Esta legislación muestra que inveterada estaba la costumbre contraria.
La insistencia de los concilios se entiende fácilmente si recordamos
las ridículas fantasías a que se dejaron llevar las sectas heréticas.
Ya sea por amor a la mortificación o por gusto por lo bizarro, vemos
de acuerdo al testimonio de San Jerónimo, monjes con barbas como de cabra,
y la "Vita Hilarionis" también establece que ciertas
personas consideraran meritorio cortarse el cabello cada año por Pascua.
En el siglo noveno hay más distinción entre hombres libres y
esclavos respecto al cabello. De ahí en adelante los esclavos no serían
rapados excepto en castigo de ciertas ofensas. Bajo Luis el Débonnaire
y Carlos el Calvo el cabello se cortaba en las sienes y la nuca. En el siglo
décimo el cabello cortado a la altura de las orejas caía en forma
regular alrededor de la cabeza.
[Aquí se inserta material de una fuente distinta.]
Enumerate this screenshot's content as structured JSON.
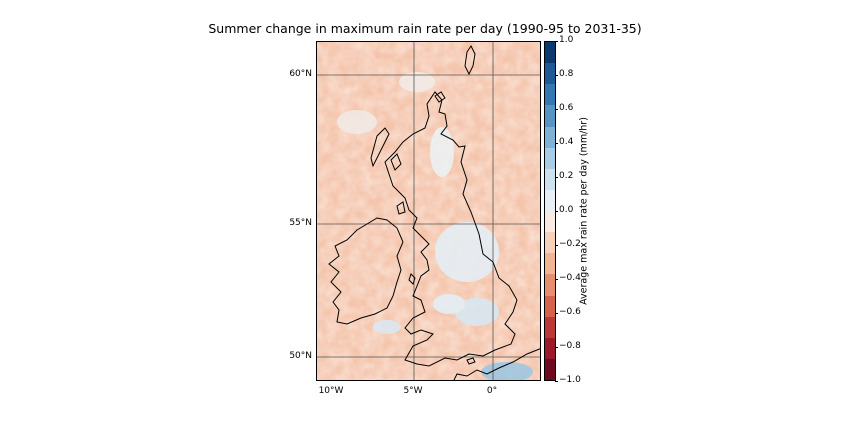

A finales del siglo doce el cabello era cortado
corto en la parte superior de la cabeza y caía en grandes bucles hacia
atrás.
Así que la gente pasó de una moda a otra, de cabello suave en
la parte de arriba y levantándose abruptamente en una onda en el frente,
un mechón de pelo en forma de flama, o el más ordinario nudo en
la parte superior. No todos siguieron estas modas, pero las excepciones eran
consideradas ridículas. Si alguien quiere formarse una idea de los peinados
de la época más moderna, encontrará imágenes, estampas
y libros que dan tantos ejemplos, que seríinútil intentar su descripción.
El clero siguió con una especie de timidéz la moda de la peluca,
pero, excepto prelados o capellanes de la corte, se abstuvieron de los modelos
excesivamente lujosos. Los sacerdotes se contentaron usando la peluca in folio,
o cuadrada, o la peluca á la Sartine. Se dejaban descubierta la parte
correspondiente a la tonsura. La decadencia de las órdenes religiosas
se ha notado siempre en los peinados. La tonsura desde muy temprano interpuso
un obstáculo a estilos fantásticos, pero la tonsura misma era
ocasión de muchas combinaciones.
Información relativa al peinado de los regulares puede
encontrarse en HÉLYOT, Histoire des ordres religieux. Ver también
DAREMBERG Y SAGLIO, Dict. des Antiques grecques et lat., s. v. Coma; BAUMEISTER,
Denkmäler des klass. Alterthums, I, 615 sq.; KRAUSE, Plotina, oder
die Kostüme des Haupthaares bei den Völkern der Alten Welt (Leipzig,
1858); RACINET, Le costume historique (1882).